(Warning: This is not the typical post you'll find on this blog. It's a raw, nearly uncensored piece of my heart right now. Sometimes the best way to cope with the struggle is to flesh it out word by word, analyzing why exactly you're hurting. You are forced to analyze who is truly in the wrong. And in this case, that would be me.)
What's the meaning of a thousand words, if those words aren't verified by action?
I do not live by the words I speak.
I despise the person I am, trapped in failures and mediocrity.
I insist that tomorrow's a new day. I declare my resolution to try harder.
And I try.
Yet one step out of place, one fall, one falter. It's over; I didn't try hard enough.
And their eyes look down on me. Their voices, like arrows, pierce my soul.
The ones dearest to me cause me the most pain.
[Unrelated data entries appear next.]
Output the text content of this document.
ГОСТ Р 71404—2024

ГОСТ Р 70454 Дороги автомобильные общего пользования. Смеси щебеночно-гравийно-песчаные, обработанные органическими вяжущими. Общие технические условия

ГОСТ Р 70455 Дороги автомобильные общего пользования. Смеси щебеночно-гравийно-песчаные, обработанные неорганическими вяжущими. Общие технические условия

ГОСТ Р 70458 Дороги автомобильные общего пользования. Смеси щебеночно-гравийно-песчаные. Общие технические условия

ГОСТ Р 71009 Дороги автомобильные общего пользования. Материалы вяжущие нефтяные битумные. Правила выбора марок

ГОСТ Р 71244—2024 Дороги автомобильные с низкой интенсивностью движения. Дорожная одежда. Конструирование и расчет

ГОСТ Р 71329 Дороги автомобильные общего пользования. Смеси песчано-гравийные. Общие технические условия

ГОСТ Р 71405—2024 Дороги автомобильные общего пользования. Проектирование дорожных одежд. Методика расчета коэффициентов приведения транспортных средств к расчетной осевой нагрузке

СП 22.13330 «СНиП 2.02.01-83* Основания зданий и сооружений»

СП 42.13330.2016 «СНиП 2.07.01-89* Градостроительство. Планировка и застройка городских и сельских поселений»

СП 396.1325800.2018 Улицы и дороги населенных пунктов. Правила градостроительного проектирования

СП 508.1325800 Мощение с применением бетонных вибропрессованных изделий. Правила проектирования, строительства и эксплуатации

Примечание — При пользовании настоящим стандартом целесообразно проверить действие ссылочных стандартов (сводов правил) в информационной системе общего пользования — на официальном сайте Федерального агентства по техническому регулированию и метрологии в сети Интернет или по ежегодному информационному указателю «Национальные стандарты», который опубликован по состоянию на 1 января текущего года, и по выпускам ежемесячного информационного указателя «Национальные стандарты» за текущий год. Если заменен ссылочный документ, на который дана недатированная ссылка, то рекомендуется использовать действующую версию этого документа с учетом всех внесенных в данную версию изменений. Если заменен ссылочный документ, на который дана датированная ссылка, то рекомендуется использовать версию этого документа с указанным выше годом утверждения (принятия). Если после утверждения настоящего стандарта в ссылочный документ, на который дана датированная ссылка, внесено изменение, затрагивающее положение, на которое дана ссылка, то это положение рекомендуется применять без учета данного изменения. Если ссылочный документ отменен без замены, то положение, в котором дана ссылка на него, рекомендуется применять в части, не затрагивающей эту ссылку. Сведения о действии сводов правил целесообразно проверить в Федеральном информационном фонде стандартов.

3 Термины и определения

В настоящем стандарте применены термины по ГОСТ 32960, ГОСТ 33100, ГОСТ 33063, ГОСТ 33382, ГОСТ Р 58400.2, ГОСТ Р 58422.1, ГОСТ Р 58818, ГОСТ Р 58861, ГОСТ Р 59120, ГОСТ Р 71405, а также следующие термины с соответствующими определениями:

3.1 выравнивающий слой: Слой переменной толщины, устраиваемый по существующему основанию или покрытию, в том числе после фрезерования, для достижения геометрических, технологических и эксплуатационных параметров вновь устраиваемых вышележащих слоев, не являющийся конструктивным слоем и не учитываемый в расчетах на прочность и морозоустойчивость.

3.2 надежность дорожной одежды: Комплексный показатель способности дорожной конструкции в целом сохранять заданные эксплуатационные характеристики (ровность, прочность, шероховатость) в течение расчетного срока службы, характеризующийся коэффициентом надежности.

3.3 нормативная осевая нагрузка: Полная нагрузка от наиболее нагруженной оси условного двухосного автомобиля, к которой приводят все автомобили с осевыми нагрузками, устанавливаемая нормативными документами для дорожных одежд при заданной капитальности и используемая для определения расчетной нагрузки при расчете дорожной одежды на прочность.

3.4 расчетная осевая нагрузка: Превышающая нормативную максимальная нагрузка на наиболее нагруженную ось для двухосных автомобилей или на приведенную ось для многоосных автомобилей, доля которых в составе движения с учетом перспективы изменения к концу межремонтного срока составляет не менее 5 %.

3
The sickness of knowing I disappointed them.
The worst part is that I deserve those arrows.
I deserve that pain.
Because, after all, who knows what pain have I caused them?
Rivers stain my face, salty, bitter streams.
Each tear speaks a thousand words.
A thousand words that would be useless, from my lips.
My heart aches for what I have been unable to change. What I keep saying I'll do different.
It never happens.
Lord help me, I just can't do it alone.
What are a thousand words, if my actions don't reflect them?